Level 2: Intermediate (90 days)


With Level 2 we are bumping up weights on you on cardio days now that you’re used to cardio exhaustion 🙂 The treadmill sprints you’ll find in Level 2 are the best way to burn calories and stay lean. And the fastest way to get your butt in shape! That’ll be a great base of cardio.



In level one we fixed your muscle imbalances and improved coordination.  In level two we are going to add on and perform more complex functional exercises.  This program does have more impact but will give you lower impact alternatives for joint problems.  Level two also has a cardio, metabolic and strength training day but progresses into heavier weight and harder exercises compared to level one.
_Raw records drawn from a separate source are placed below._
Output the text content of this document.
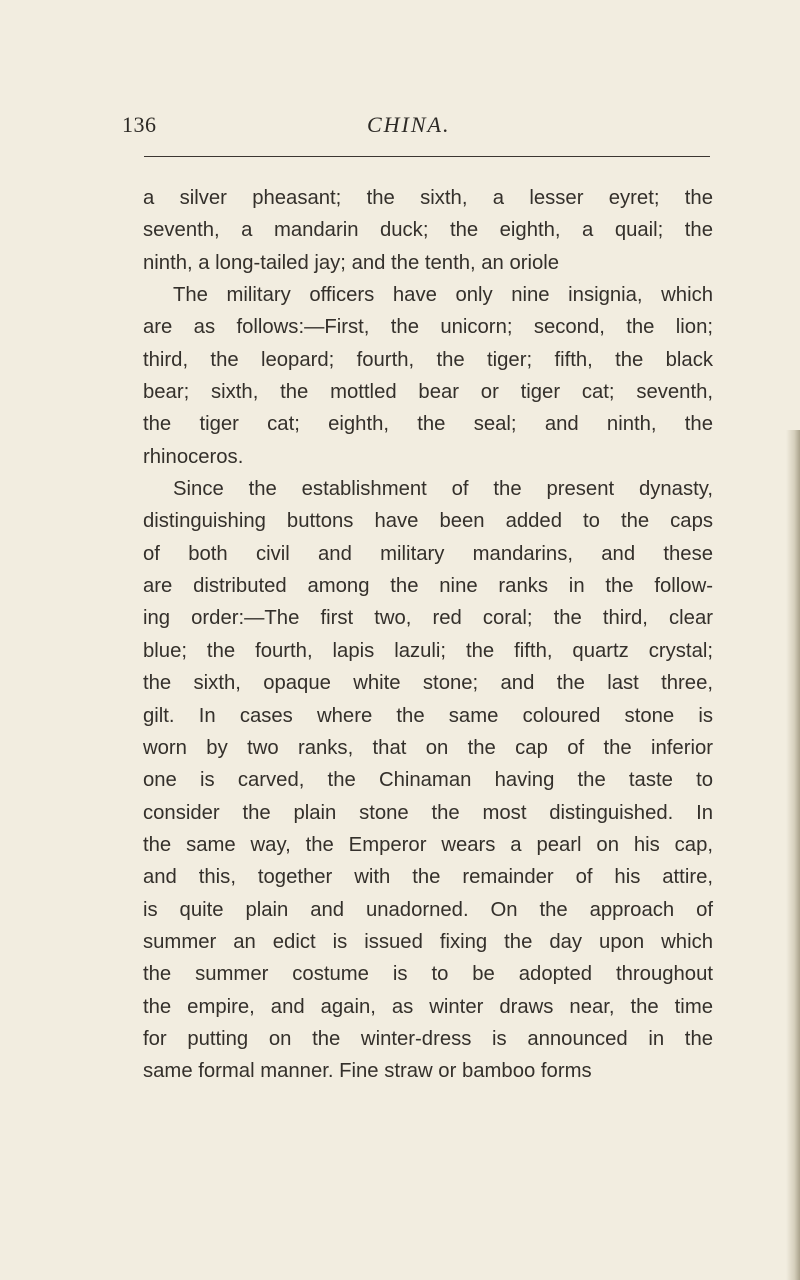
136	CHINA.
a silver pheasant; the sixth, a lesser eyret; the
seventh, a mandarin duck; the eighth, a quail; the
ninth, a long-tailed jay; and the tenth, an oriole
The military officers have only nine insignia, which
are as follows:—First, the unicorn; second, the lion;
third, the leopard; fourth, the tiger; fifth, the black
bear; sixth, the mottled bear or tiger cat; seventh,
the tiger cat; eighth, the seal; and ninth, the
rhinoceros.
Since the establishment of the present dynasty,
distinguishing buttons have been added to the caps
of both civil and military mandarins, and these
are distributed among the nine ranks in the follow-
ing order:—The first two, red coral; the third, clear
blue; the fourth, lapis lazuli; the fifth, quartz crystal;
the sixth, opaque white stone; and the last three,
gilt. In cases where the same coloured stone is
worn by two ranks, that on the cap of the inferior
one is carved, the Chinaman having the taste to
consider the plain stone the most distinguished. In
the same way, the Emperor wears a pearl on his cap,
and this, together with the remainder of his attire,
is quite plain and unadorned. On the approach of
summer an edict is issued fixing the day upon which
the summer costume is to be adopted throughout
the empire, and again, as winter draws near, the time
for putting on the winter-dress is announced in the
same formal manner. Fine straw or bamboo forms
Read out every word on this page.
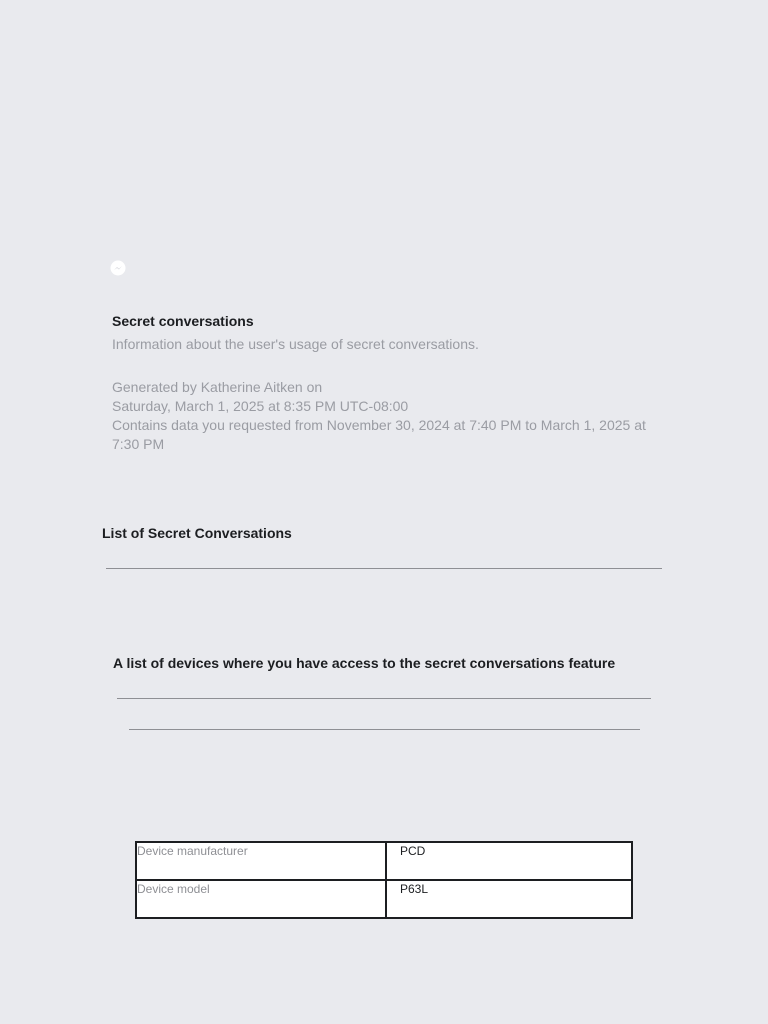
Secret conversations
Information about the user's usage of secret conversations.
Generated by Katherine Aitken on
Saturday, March 1, 2025 at 8:35 PM UTC-08:00
Contains data you requested from November 30, 2024 at 7:40 PM to March 1, 2025 at 7:30 PM
List of Secret Conversations
A list of devices where you have access to the secret conversations feature
Device manufacturer	PCD
Device model	P63L
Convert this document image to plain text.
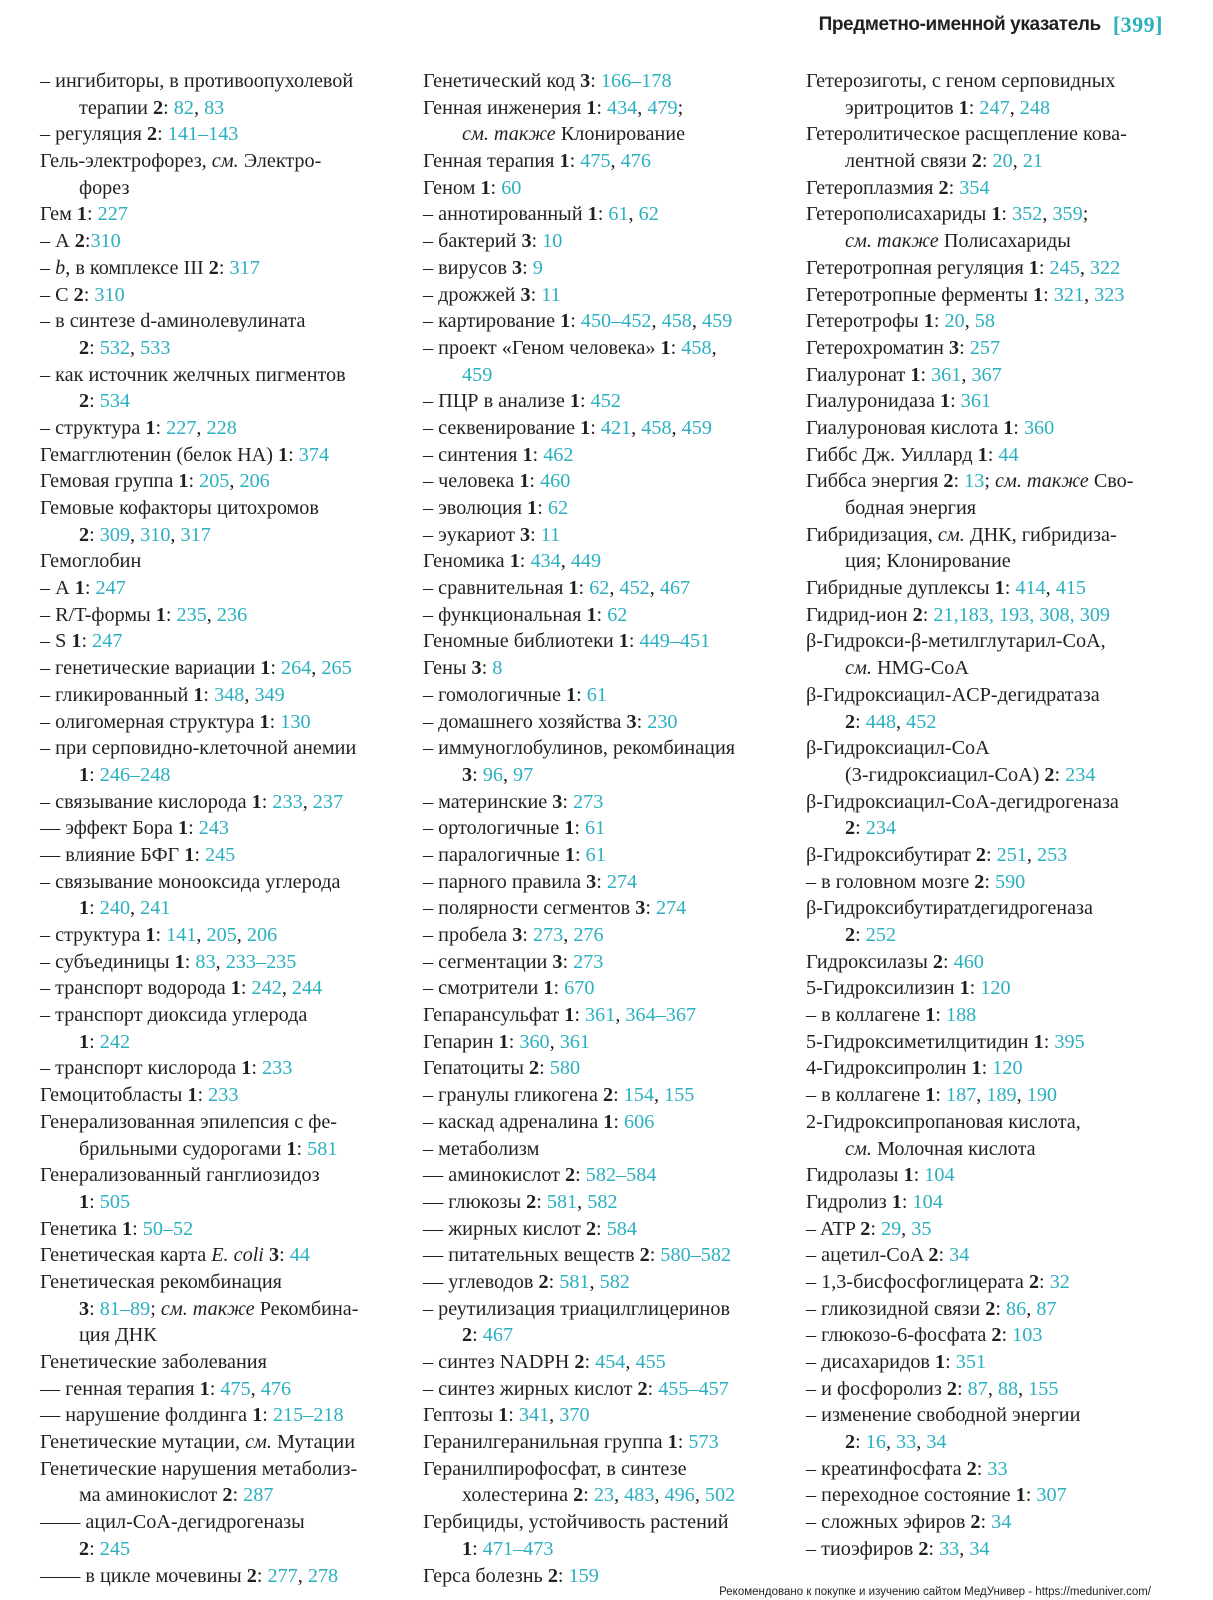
Предметно-именной указатель [399]
– ингибиторы, в противоопухолевой
терапии 2: 82, 83
– регуляция 2: 141–143
Гель-электрофорез, см. Электро-
форез
Гем 1: 227
– А 2:310
– b, в комплексе III 2: 317
– С 2: 310
– в синтезе d-аминолевулината
2: 532, 533
– как источник желчных пигментов
2: 534
– структура 1: 227, 228
Гемагглютенин (белок НА) 1: 374
Гемовая группа 1: 205, 206
Гемовые кофакторы цитохромов
2: 309, 310, 317
Гемоглобин
– А 1: 247
– R/T-формы 1: 235, 236
– S 1: 247
– генетические вариации 1: 264, 265
– гликированный 1: 348, 349
– олигомерная структура 1: 130
– при серповидно-клеточной анемии
1: 246–248
– связывание кислорода 1: 233, 237
–– эффект Бора 1: 243
–– влияние БФГ 1: 245
– связывание монооксида углерода
1: 240, 241
– структура 1: 141, 205, 206
– субъединицы 1: 83, 233–235
– транспорт водорода 1: 242, 244
– транспорт диоксида углерода
1: 242
– транспорт кислорода 1: 233
Гемоцитобласты 1: 233
Генерализованная эпилепсия с фе-
брильными судорогами 1: 581
Генерализованный ганглиозидоз
1: 505
Генетика 1: 50–52
Генетическая карта E. coli 3: 44
Генетическая рекомбинация
3: 81–89; см. также Рекомбина-
ция ДНК
Генетические заболевания
–– генная терапия 1: 475, 476
–– нарушение фолдинга 1: 215–218
Генетические мутации, см. Мутации
Генетические нарушения метаболиз-
ма аминокислот 2: 287
–––– ацил-CoA-дегидрогеназы
2: 245
–––– в цикле мочевины 2: 277, 278
Генетический код 3: 166–178
Генная инженерия 1: 434, 479;
см. также Клонирование
Генная терапия 1: 475, 476
Геном 1: 60
– аннотированный 1: 61, 62
– бактерий 3: 10
– вирусов 3: 9
– дрожжей 3: 11
– картирование 1: 450–452, 458, 459
– проект «Геном человека» 1: 458,
459
– ПЦР в анализе 1: 452
– секвенирование 1: 421, 458, 459
– синтения 1: 462
– человека 1: 460
– эволюция 1: 62
– эукариот 3: 11
Геномика 1: 434, 449
– сравнительная 1: 62, 452, 467
– функциональная 1: 62
Геномные библиотеки 1: 449–451
Гены 3: 8
– гомологичные 1: 61
– домашнего хозяйства 3: 230
– иммуноглобулинов, рекомбинация
3: 96, 97
– материнские 3: 273
– ортологичные 1: 61
– паралогичные 1: 61
– парного правила 3: 274
– полярности сегментов 3: 274
– пробела 3: 273, 276
– сегментации 3: 273
– смотрители 1: 670
Гепарансульфат 1: 361, 364–367
Гепарин 1: 360, 361
Гепатоциты 2: 580
– гранулы гликогена 2: 154, 155
– каскад адреналина 1: 606
– метаболизм
–– аминокислот 2: 582–584
–– глюкозы 2: 581, 582
–– жирных кислот 2: 584
–– питательных веществ 2: 580–582
–– углеводов 2: 581, 582
– реутилизация триацилглицеринов
2: 467
– синтез NADPH 2: 454, 455
– синтез жирных кислот 2: 455–457
Гептозы 1: 341, 370
Геранилгеранильная группа 1: 573
Геранилпирофосфат, в синтезе
холестерина 2: 23, 483, 496, 502
Гербициды, устойчивость растений
1: 471–473
Герса болезнь 2: 159
Гетерозиготы, с геном серповидных
эритроцитов 1: 247, 248
Гетеролитическое расщепление кова-
лентной связи 2: 20, 21
Гетероплазмия 2: 354
Гетерополисахариды 1: 352, 359;
см. также Полисахариды
Гетеротропная регуляция 1: 245, 322
Гетеротропные ферменты 1: 321, 323
Гетеротрофы 1: 20, 58
Гетерохроматин 3: 257
Гиалуронат 1: 361, 367
Гиалуронидаза 1: 361
Гиалуроновая кислота 1: 360
Гиббс Дж. Уиллард 1: 44
Гиббса энергия 2: 13; см. также Сво-
бодная энергия
Гибридизация, см. ДНК, гибридиза-
ция; Клонирование
Гибридные дуплексы 1: 414, 415
Гидрид-ион 2: 21,183, 193, 308, 309
β-Гидрокси-β-метилглутарил-CoA,
см. HMG-CoA
β-Гидроксиацил-ACP-дегидратаза
2: 448, 452
β-Гидроксиацил-CoA
(3-гидроксиацил-CoA) 2: 234
β-Гидроксиацил-CoA-дегидрогеназа
2: 234
β-Гидроксибутират 2: 251, 253
– в головном мозге 2: 590
β-Гидроксибутиратдегидрогеназа
2: 252
Гидроксилазы 2: 460
5-Гидроксилизин 1: 120
– в коллагене 1: 188
5-Гидроксиметилцитидин 1: 395
4-Гидроксипролин 1: 120
– в коллагене 1: 187, 189, 190
2-Гидроксипропановая кислота,
см. Молочная кислота
Гидролазы 1: 104
Гидролиз 1: 104
– ATP 2: 29, 35
– ацетил-CoA 2: 34
– 1,3-бисфосфоглицерата 2: 32
– гликозидной связи 2: 86, 87
– глюкозо-6-фосфата 2: 103
– дисахаридов 1: 351
– и фосфоролиз 2: 87, 88, 155
– изменение свободной энергии
2: 16, 33, 34
– креатинфосфата 2: 33
– переходное состояние 1: 307
– сложных эфиров 2: 34
– тиоэфиров 2: 33, 34
Рекомендовано к покупке и изучению сайтом МедУнивер - https://meduniver.com/
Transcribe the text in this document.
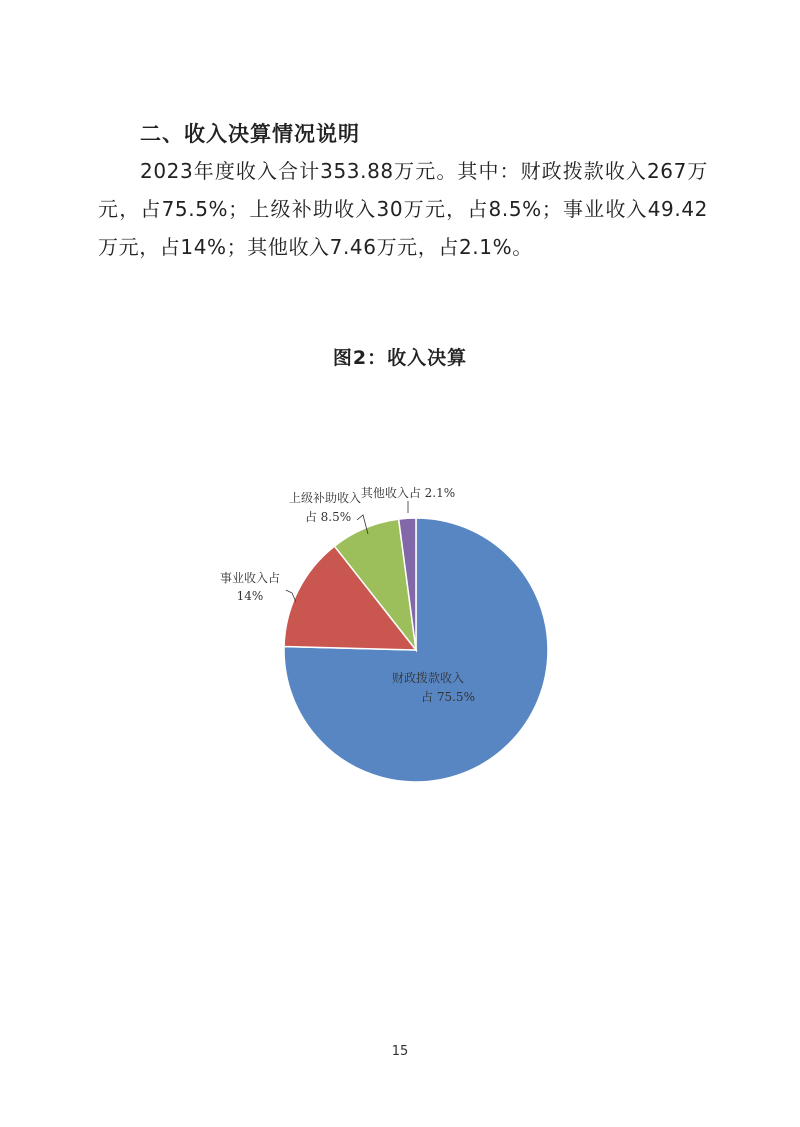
二、收入决算情况说明

2023年度收入合计353.88万元。其中：财政拨款收入267万元，占75.5%；上级补助收入30万元，占8.5%；事业收入49.42万元，占14%；其他收入7.46万元，占2.1%。

图2：收入决算
财政拨款收入
占 75.5%
事业收入占
14%
上级补助收入
占 8.5%
其他收入占 2.1%
15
**If you begin and decide it’s too much, we can set you up for level one workouts instead**

Preferred Equipment:
Leg Extension, Leg Curl, Leg Press, Glute Press, Hip Abd/Add, Cable Machine, Chest Press Machine, Row Machine, Pulldown Machine, Dumbbells, Kettle Bells, Barbells, Medicine Balls, Step, BOSU, TRX, Rower, and Stairmill. These can be found at all larger gym chains.

There is a separate program for men and women.  Men’s will focus on more upper body development and strength training whereas women’s has a larger focus on hip work and leaning down, still based completely around strength training and getting noticeable muscle.